Arming yourself with this new quality of information gives your practice swing real purpose - translating the picture in your mind into a feel - the strength of strike required. The golfer who imagines the possibility of holing the shot will obviously be looking for a more precise feel than his “somewhere up there” alter ego.
3. Hitting the shot – letting instinct take over
My previous article talked about the actual hitting, but you can see how much more inclined your conscious mind might be to let your instincts take over for the hit, if it has clarity on the task at hand.

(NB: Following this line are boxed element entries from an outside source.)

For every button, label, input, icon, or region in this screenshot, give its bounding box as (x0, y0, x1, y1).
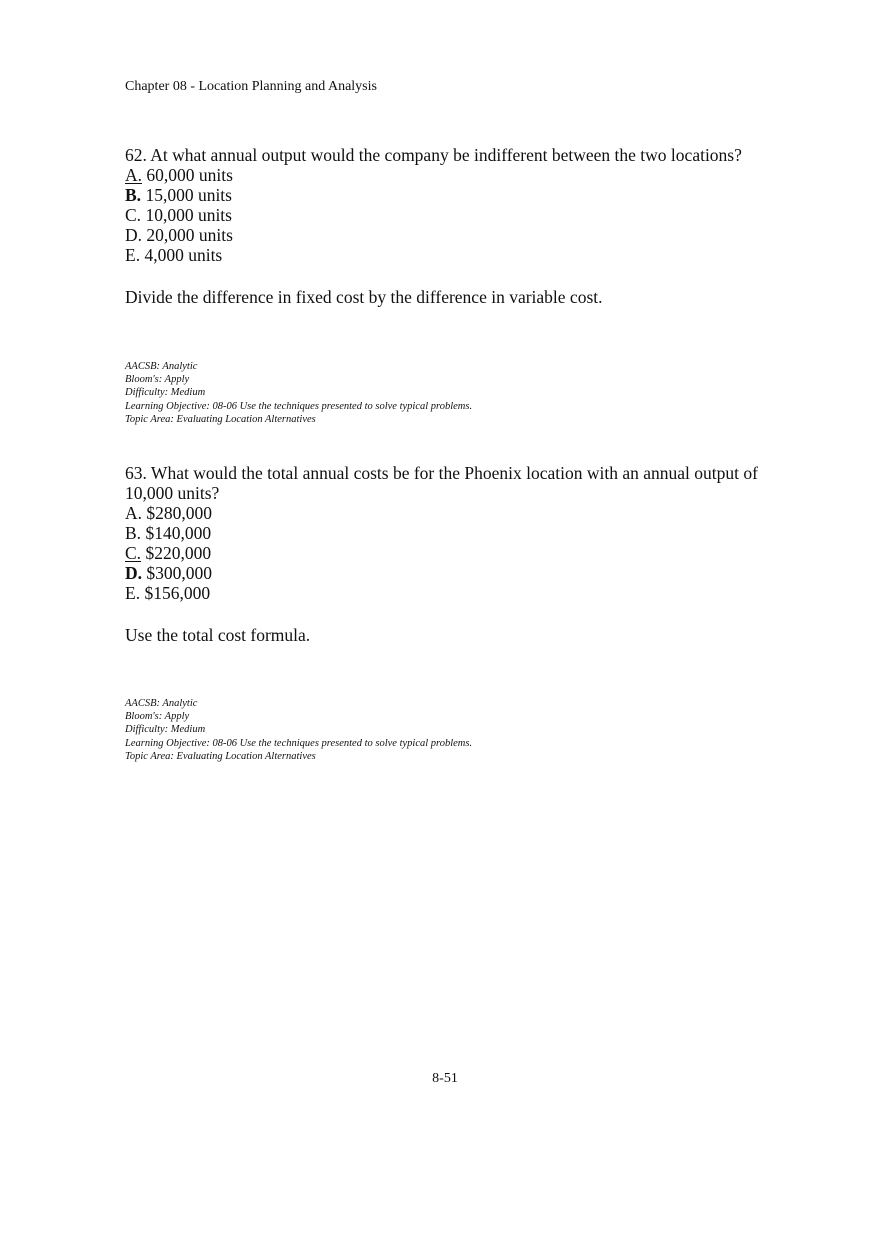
option-text: 10,000 units (141, 205, 232, 225)
option-d (125, 563, 765, 583)
page-number: 8-51 (432, 1071, 458, 1086)
question-text: 63. What would the total annual costs be for the Phoenix location with an annual output of 10,000 units? (125, 463, 758, 503)
option-letter: A. (125, 165, 143, 185)
meta-topic-area: Topic Area: Evaluating Location Alternatives (125, 750, 316, 762)
option-text: 4,000 units (140, 245, 223, 265)
meta-topic-area: Topic Area: Evaluating Location Alternatives (125, 413, 316, 425)
option-text: $300,000 (142, 563, 213, 583)
question-62 (125, 145, 765, 307)
explanation: Use the total cost formula. (125, 625, 311, 645)
option-text: $140,000 (141, 523, 212, 543)
option-text: $156,000 (140, 583, 211, 603)
meta-learning-objective: Learning Objective: 08-06 Use the techniques presented to solve typical problems. (125, 400, 473, 412)
question-metadata (125, 360, 472, 426)
meta-blooms: Bloom's: Apply (125, 374, 190, 386)
question-metadata (125, 697, 472, 763)
option-letter: E. (125, 583, 141, 603)
option-a (125, 165, 765, 185)
answer-options (125, 165, 765, 265)
option-d (125, 225, 765, 245)
option-b (125, 523, 765, 543)
meta-learning-objective: Learning Objective: 08-06 Use the techniques presented to solve typical problems. (125, 737, 473, 749)
option-letter: E. (125, 245, 141, 265)
option-letter: D. (125, 225, 143, 245)
meta-aacsb: AACSB: Analytic (125, 698, 198, 709)
option-letter: D. (125, 563, 143, 583)
explanation: Divide the difference in fixed cost by the difference in variable cost. (125, 287, 603, 307)
option-e (125, 583, 765, 603)
option-text: $220,000 (141, 543, 212, 563)
option-e (125, 245, 765, 265)
option-letter: C. (125, 205, 142, 225)
option-letter: A. (125, 503, 143, 523)
option-b (125, 185, 765, 205)
chapter-title: Chapter 08 - Location Planning and Analysis (125, 79, 377, 94)
option-text: 60,000 units (142, 165, 233, 185)
option-letter: B. (125, 185, 142, 205)
answer-options (125, 503, 765, 603)
question-63 (125, 463, 765, 645)
meta-difficulty: Difficulty: Medium (125, 387, 206, 399)
meta-aacsb: AACSB: Analytic (125, 361, 198, 372)
option-text: $280,000 (142, 503, 213, 523)
option-letter: C. (125, 543, 142, 563)
meta-difficulty: Difficulty: Medium (125, 724, 206, 736)
option-text: 15,000 units (141, 185, 232, 205)
option-text: 20,000 units (142, 225, 233, 245)
option-c (125, 543, 765, 563)
question-text: 62. At what annual output would the company be indifferent between the two locations? (125, 145, 742, 165)
option-letter: B. (125, 523, 142, 543)
option-c (125, 205, 765, 225)
option-a (125, 503, 765, 523)
meta-blooms: Bloom's: Apply (125, 711, 190, 723)
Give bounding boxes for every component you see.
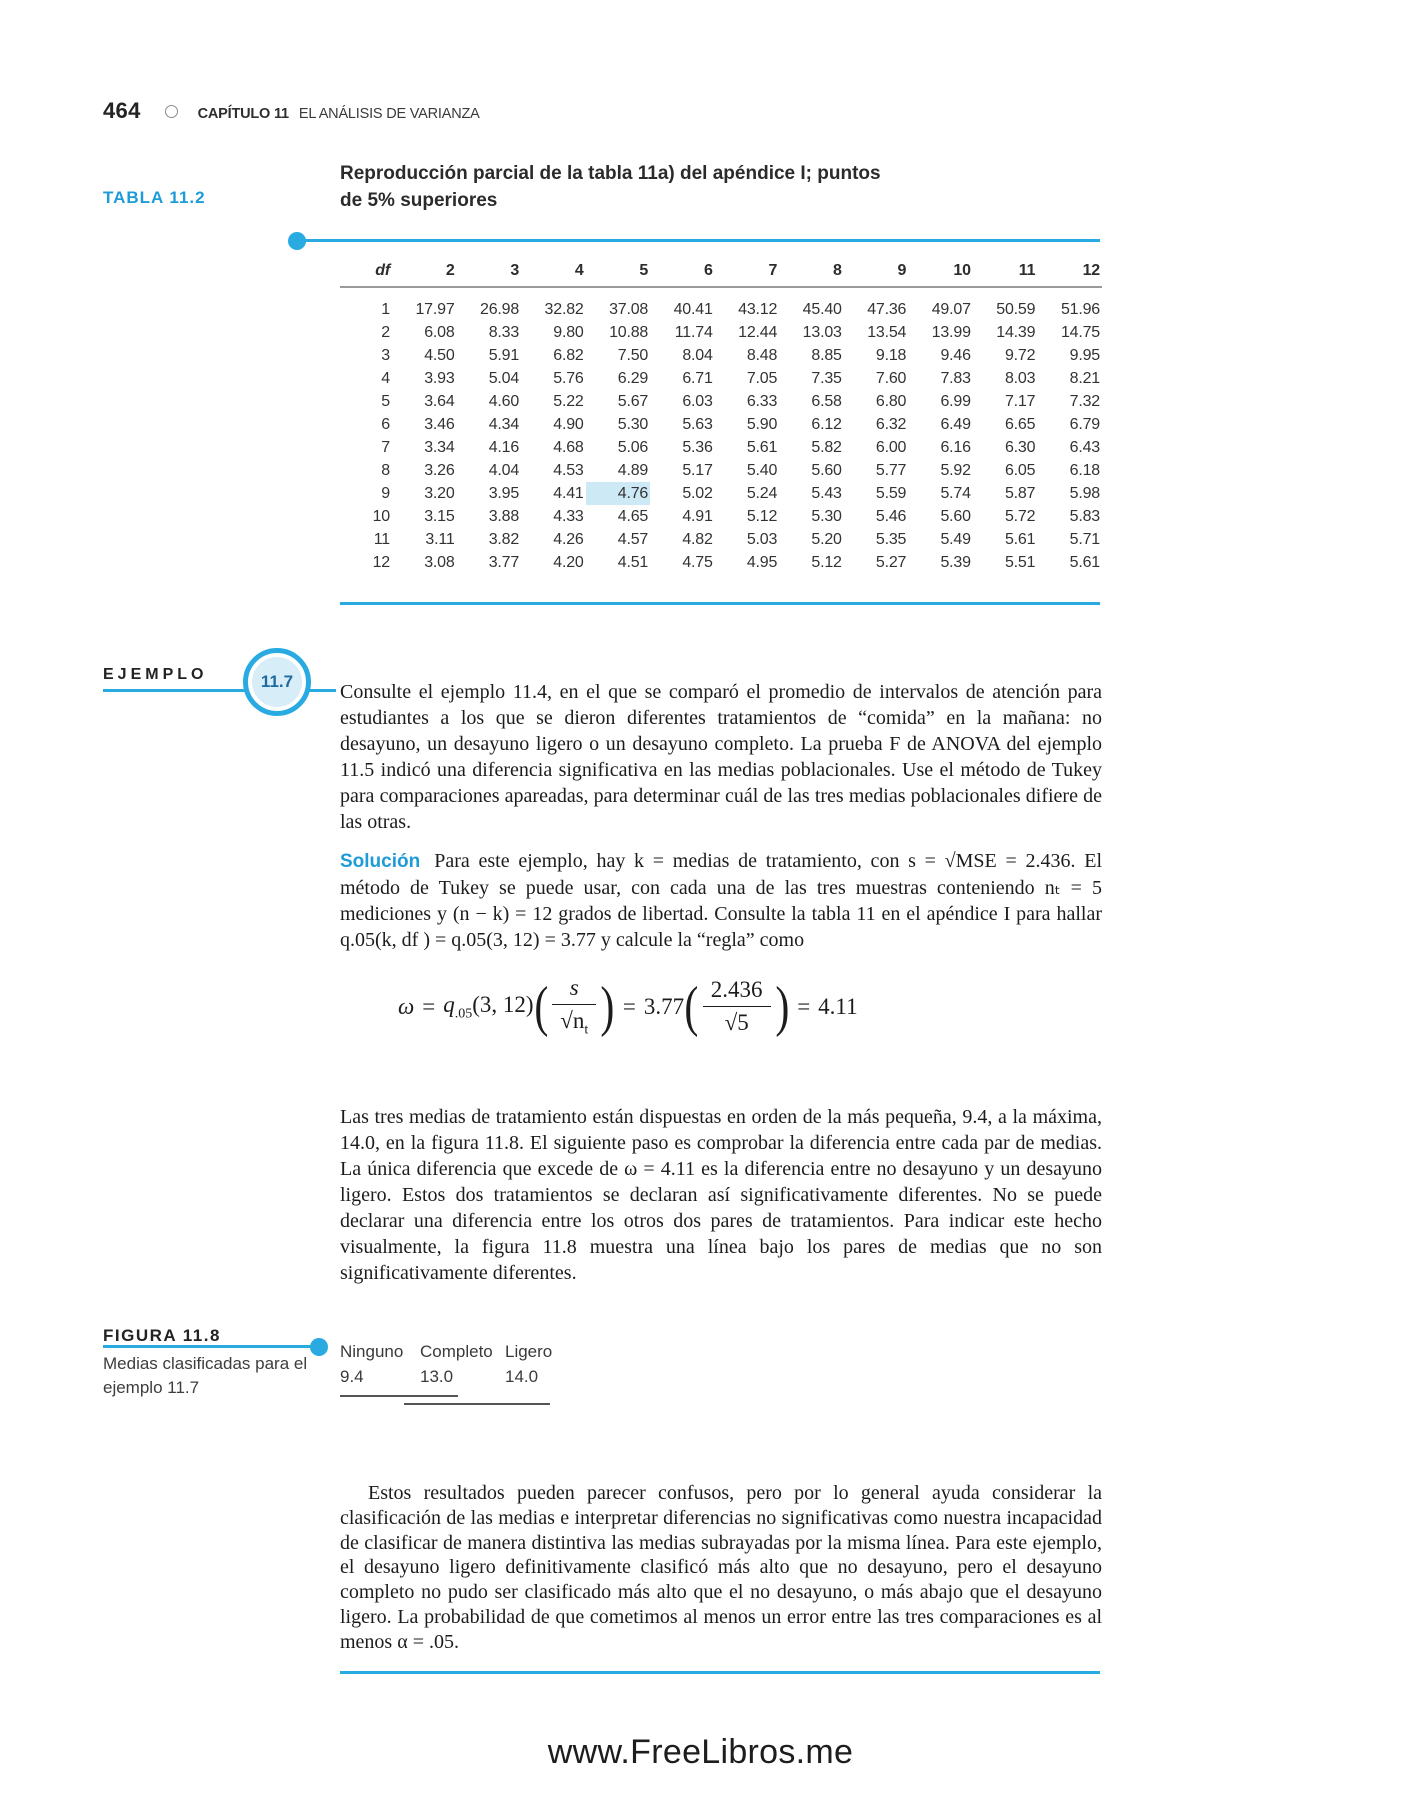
table-bottom-rule: [340, 602, 1100, 605]
value-cell: 7.05: [746, 369, 778, 387]
value-cell: 5.17: [682, 461, 713, 479]
value-cell: 3.15: [424, 507, 455, 525]
table-top-rule: [292, 239, 1100, 242]
value-cell: 7.50: [617, 346, 649, 364]
value-cell: 3.95: [488, 484, 520, 502]
value-cell: 6.80: [875, 392, 907, 410]
group-name: Ninguno: [340, 1342, 404, 1361]
tukey-q-table: [340, 254, 1102, 574]
value-cell: 5.12: [811, 553, 842, 571]
value-cell: 13.03: [802, 323, 842, 341]
value-cell: 4.89: [617, 461, 649, 479]
rule-dot-icon: [288, 232, 306, 250]
value-cell: 5.74: [940, 484, 971, 502]
group-mean: 14.0: [505, 1367, 539, 1386]
value-cell: 5.27: [875, 553, 907, 571]
value-cell: 26.98: [480, 300, 520, 318]
value-cell: 8.48: [746, 346, 778, 364]
column-header: 9: [844, 254, 909, 287]
table-row: [340, 287, 1102, 321]
df-cell: 3: [381, 346, 390, 364]
value-cell: 51.96: [1060, 300, 1100, 318]
value-cell: 6.71: [682, 369, 713, 387]
value-cell: 5.06: [617, 438, 649, 456]
solution-text: Para este ejemplo, hay k = medias de tratamiento, con s = √MSE = 2.436. El método de Tukey se puede usar, con cada una de las tres muestras conteniendo nₜ = 5 mediciones y (n − k) = 12 grados de libertad. Consulte la tabla 11 en el apéndice I para hallar q.05(k, df ) = q.05(3, 12) = 3.77 y calcule la “regla” como: [340, 850, 1102, 951]
value-cell: 9.46: [940, 346, 971, 364]
value-cell: 6.58: [811, 392, 842, 410]
table-label: TABLA 11.2: [103, 188, 206, 207]
value-cell: 4.57: [617, 530, 649, 548]
value-cell: 5.30: [811, 507, 842, 525]
column-header: 11: [973, 254, 1038, 287]
value-cell: 5.51: [1004, 553, 1036, 571]
value-cell: 8.21: [1069, 369, 1100, 387]
value-cell: 5.63: [682, 415, 713, 433]
value-cell: 5.77: [875, 461, 907, 479]
example-number-badge: 11.7: [243, 648, 311, 716]
column-header: 8: [779, 254, 844, 287]
example-paragraph: Consulte el ejemplo 11.4, en el que se comparó el promedio de intervalos de atención para estudiantes a los que se dieron diferentes tratamientos de “comida” en la mañana: no desayuno, un desayuno ligero o un desayuno completo. La prueba F de ANOVA del ejemplo 11.5 indicó una diferencia significativa en las medias poblacionales. Use el método de Tukey para comparaciones apareadas, para determinar cuál de las tres medias poblacionales difiere de las otras.: [340, 681, 1102, 833]
value-cell: 4.76: [586, 482, 651, 505]
column-header: 6: [650, 254, 715, 287]
value-cell: 5.92: [940, 461, 971, 479]
column-header: 10: [908, 254, 973, 287]
closing-paragraph: Estos resultados pueden parecer confusos, pero por lo general ayuda considerar la clasificación de las medias e interpretar diferencias no significativas como nuestra incapacidad de clasificar de manera distintiva las medias subrayadas por la misma línea. Para este ejemplo, el desayuno ligero definitivamente clasificó más alto que no desayuno, pero el desayuno completo no pudo ser clasificado más alto que el no desayuno, o más abajo que el desayuno ligero. La probabilidad de que cometimos al menos un error entre las tres comparaciones es al menos α = .05.: [340, 1482, 1102, 1653]
nonsignificant-pair-line: [340, 1395, 458, 1397]
table-row: [340, 459, 1102, 482]
s-over-sqrt-n-fraction: $\frac{s}{√n_t}$: [552, 975, 596, 1039]
value-cell: 7.83: [940, 369, 971, 387]
solution-paragraph: [340, 848, 1102, 953]
value-cell: 4.33: [553, 507, 584, 525]
value-cell: 4.16: [488, 438, 520, 456]
value-cell: 5.91: [488, 346, 520, 364]
numeric-fraction: $\frac{2.436}{√5}$: [703, 977, 771, 1036]
value-cell: 6.18: [1069, 461, 1100, 479]
column-header: 12: [1037, 254, 1102, 287]
df-cell: 8: [381, 461, 390, 479]
value-cell: 32.82: [544, 300, 584, 318]
value-cell: 3.46: [424, 415, 455, 433]
value-cell: 5.60: [940, 507, 971, 525]
value-cell: 5.30: [617, 415, 649, 433]
coefficient: 3.77: [643, 993, 685, 1019]
tukey-table-body: [340, 287, 1102, 574]
value-cell: 6.00: [875, 438, 907, 456]
value-cell: 3.20: [424, 484, 455, 502]
value-cell: 5.35: [875, 530, 907, 548]
df-cell: 11: [373, 530, 390, 548]
value-cell: 5.02: [682, 484, 713, 502]
value-cell: 5.67: [617, 392, 649, 410]
value-cell: 5.61: [746, 438, 778, 456]
value-cell: 3.11: [425, 530, 455, 548]
example-label: EJEMPLO: [103, 666, 208, 683]
value-cell: 5.76: [553, 369, 584, 387]
value-cell: 3.77: [488, 553, 520, 571]
df-cell: 9: [381, 484, 390, 502]
value-cell: 5.40: [746, 461, 778, 479]
value-cell: 6.99: [940, 392, 971, 410]
value-cell: 4.50: [424, 346, 455, 364]
table-header: [340, 254, 1102, 287]
df-cell: 5: [381, 392, 390, 410]
value-cell: 14.39: [996, 323, 1036, 341]
value-cell: 4.04: [488, 461, 520, 479]
value-cell: 3.64: [424, 392, 455, 410]
column-header: 2: [392, 254, 457, 287]
table-row: [340, 436, 1102, 459]
nonsignificant-pair-line: [404, 1403, 550, 1405]
value-cell: 37.08: [609, 300, 649, 318]
df-cell: 7: [381, 438, 390, 456]
value-cell: 6.43: [1069, 438, 1100, 456]
value-cell: 5.12: [746, 507, 778, 525]
value-cell: 4.53: [553, 461, 584, 479]
table-row: [340, 367, 1102, 390]
circle-icon: [165, 105, 178, 118]
value-cell: 4.41: [553, 484, 584, 502]
value-cell: 5.71: [1069, 530, 1100, 548]
value-cell: 5.43: [811, 484, 842, 502]
value-cell: 6.30: [1004, 438, 1036, 456]
page-number: 464: [103, 98, 141, 123]
value-cell: 4.95: [746, 553, 778, 571]
section-end-rule: [340, 1671, 1100, 1674]
value-cell: 4.20: [553, 553, 584, 571]
formula-result: 4.11: [818, 993, 858, 1019]
value-cell: 4.51: [617, 553, 649, 571]
chapter-title: EL ANÁLISIS DE VARIANZA: [298, 106, 480, 122]
group-mean: 13.0: [420, 1367, 454, 1386]
value-cell: 7.35: [811, 369, 842, 387]
value-cell: 6.33: [746, 392, 778, 410]
value-cell: 5.98: [1069, 484, 1100, 502]
value-cell: 6.08: [424, 323, 455, 341]
value-cell: 5.72: [1004, 507, 1036, 525]
column-header: 4: [521, 254, 586, 287]
omega-formula: ω = $q_{.05}(3$, 12) ( $\frac{s}{√n_t}$ ) = 3.77 ( $\frac{2.436}{√5}$ ) = 4.11: [398, 975, 858, 1038]
group-name: Ligero: [505, 1342, 553, 1361]
value-cell: 8.85: [811, 346, 842, 364]
value-cell: 7.17: [1004, 392, 1036, 410]
value-cell: 5.87: [1004, 484, 1036, 502]
equals-sign: =: [422, 993, 436, 1019]
value-cell: 8.33: [488, 323, 520, 341]
value-cell: 45.40: [802, 300, 842, 318]
value-cell: 6.65: [1004, 415, 1036, 433]
value-cell: 3.08: [424, 553, 455, 571]
value-cell: 4.65: [617, 507, 649, 525]
value-cell: 6.05: [1004, 461, 1036, 479]
running-head: [103, 98, 480, 124]
value-cell: 5.22: [553, 392, 584, 410]
df-cell: 12: [372, 553, 390, 571]
value-cell: 5.46: [875, 507, 907, 525]
value-cell: 5.20: [811, 530, 842, 548]
value-cell: 9.95: [1069, 346, 1100, 364]
value-cell: 4.90: [553, 415, 584, 433]
value-cell: 6.79: [1069, 415, 1100, 433]
value-cell: 13.99: [931, 323, 971, 341]
group-name: Completo: [420, 1342, 493, 1361]
equals-sign: =: [622, 993, 636, 1019]
table-row: [340, 528, 1102, 551]
value-cell: 17.97: [415, 300, 455, 318]
ranked-means-figure: [340, 1342, 640, 1392]
value-cell: 3.88: [488, 507, 520, 525]
value-cell: 6.32: [875, 415, 907, 433]
df-cell: 2: [381, 323, 390, 341]
df-cell: 1: [381, 300, 390, 318]
value-cell: 8.04: [682, 346, 713, 364]
value-cell: 3.82: [488, 530, 520, 548]
table-row: [340, 482, 1102, 505]
value-cell: 6.49: [940, 415, 971, 433]
df-cell: 6: [381, 415, 390, 433]
value-cell: 9.72: [1004, 346, 1036, 364]
value-cell: 6.29: [617, 369, 649, 387]
value-cell: 9.18: [875, 346, 907, 364]
figure-rule: [103, 1345, 319, 1348]
omega-symbol: ω: [398, 993, 415, 1019]
table-row: [340, 344, 1102, 367]
value-cell: 5.83: [1069, 507, 1100, 525]
value-cell: 5.60: [811, 461, 842, 479]
value-cell: 3.34: [424, 438, 455, 456]
value-cell: 7.60: [875, 369, 907, 387]
solution-label: Solución: [340, 851, 421, 872]
value-cell: 4.34: [488, 415, 520, 433]
table-title-line2: de 5% superiores: [340, 190, 498, 211]
df-cell: 4: [381, 369, 390, 387]
equals-sign: =: [797, 993, 811, 1019]
value-cell: 10.88: [609, 323, 649, 341]
column-header: 5: [586, 254, 651, 287]
table-row: [340, 505, 1102, 528]
value-cell: 4.91: [682, 507, 713, 525]
value-cell: 4.60: [488, 392, 520, 410]
value-cell: 49.07: [931, 300, 971, 318]
table-title-line1: Reproducción parcial de la tabla 11a) del apéndice I; puntos: [340, 163, 881, 184]
value-cell: 5.24: [746, 484, 778, 502]
column-header: 7: [715, 254, 780, 287]
table-row: [340, 551, 1102, 574]
value-cell: 4.75: [682, 553, 713, 571]
value-cell: 5.90: [746, 415, 778, 433]
value-cell: 3.26: [424, 461, 455, 479]
value-cell: 4.82: [682, 530, 713, 548]
value-cell: 11.74: [674, 323, 713, 341]
value-cell: 7.32: [1069, 392, 1100, 410]
value-cell: 3.93: [424, 369, 455, 387]
value-cell: 5.82: [811, 438, 842, 456]
discussion-paragraph: Las tres medias de tratamiento están dispuestas en orden de la más pequeña, 9.4, a la máxima, 14.0, en la figura 11.8. El siguiente paso es comprobar la diferencia entre cada par de medias. La única diferencia que excede de ω = 4.11 es la diferencia entre no desayuno y un desayuno ligero. Estos dos tratamientos se declaran así significativamente diferentes. No se puede declarar una diferencia entre los otros dos pares de tratamientos. Para indicar este hecho visualmente, la figura 11.8 muestra una línea bajo los pares de medias que no son significativamente diferentes.: [340, 1106, 1102, 1284]
value-cell: 6.82: [553, 346, 584, 364]
value-cell: 13.54: [867, 323, 907, 341]
value-cell: 50.59: [996, 300, 1036, 318]
value-cell: 12.44: [738, 323, 778, 341]
watermark-url: www.FreeLibros.me: [547, 1733, 854, 1771]
column-header: 3: [457, 254, 522, 287]
q-term: $q_{.05}(3$, 12): [443, 991, 534, 1022]
value-cell: 14.75: [1060, 323, 1100, 341]
figure-label: FIGURA 11.8: [103, 1326, 221, 1345]
value-cell: 5.04: [488, 369, 520, 387]
value-cell: 8.03: [1004, 369, 1036, 387]
value-cell: 40.41: [673, 300, 713, 318]
value-cell: 43.12: [738, 300, 778, 318]
value-cell: 5.61: [1069, 553, 1100, 571]
figure-caption: Medias clasificadas para el ejemplo 11.7: [103, 1354, 308, 1397]
group-mean: 9.4: [340, 1367, 364, 1386]
chapter-label: CAPÍTULO 11: [197, 106, 289, 122]
value-cell: 4.68: [553, 438, 584, 456]
table-row: [340, 321, 1102, 344]
df-column-header: df: [340, 254, 392, 287]
value-cell: 4.26: [553, 530, 584, 548]
table-title: [340, 160, 881, 214]
value-cell: 5.03: [746, 530, 778, 548]
value-cell: 9.80: [553, 323, 584, 341]
value-cell: 5.61: [1004, 530, 1036, 548]
value-cell: 47.36: [867, 300, 907, 318]
value-cell: 6.12: [811, 415, 842, 433]
table-row: [340, 413, 1102, 436]
df-cell: 10: [372, 507, 390, 525]
value-cell: 5.36: [682, 438, 713, 456]
value-cell: 5.59: [875, 484, 907, 502]
value-cell: 5.49: [940, 530, 971, 548]
value-cell: 6.03: [682, 392, 713, 410]
value-cell: 6.16: [940, 438, 971, 456]
value-cell: 5.39: [940, 553, 971, 571]
table-row: [340, 390, 1102, 413]
rule-dot-icon: [310, 1338, 328, 1356]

4. Learning – what did the clubhead do?
I am fascinated by what fascinates people. In physical tasks like golf, one of the recurring ingredients present when people are truly absorbed is learning. In chipping, the question most worth exploring, either by intuition or deduction, is “what did the clubhead do?” Answering this question can be much more fruitful than trying to diagnose a technical swing fault. If you leave a chip short for example, was the problem the quality of the connection, or the (lack of) speed at which the club was travelling? If you get into the habit of asking yourself “what did the club do”, over time you will get to a stage where you intuitively know, almost immediately, what happened at impact. You will be much more able to shrug off a mishit, as you know exactly what the club needs to do differently next time, and you will instinctively make the right adjustments.
Directing your attention
Think of your attention (or focus) as a spotlight that can be pointed in any direction you choose. Where was the spotlight directed for the chip described above? When sizing up the chip, our attention is on the route to the target. When rehearsing the swing, our attention then might move to the clubhead, or a feel in the hands. In the actual stroke, you might find the best results come from focusing on a single dimple on the ball, or the target itself. Either way I’d encourage you to explore what works for you and to see this level of immersion as the source, rather than the outcome of good play. This wonderful relaxed concentration will not only yield your best golf but is also enjoyable in its own right.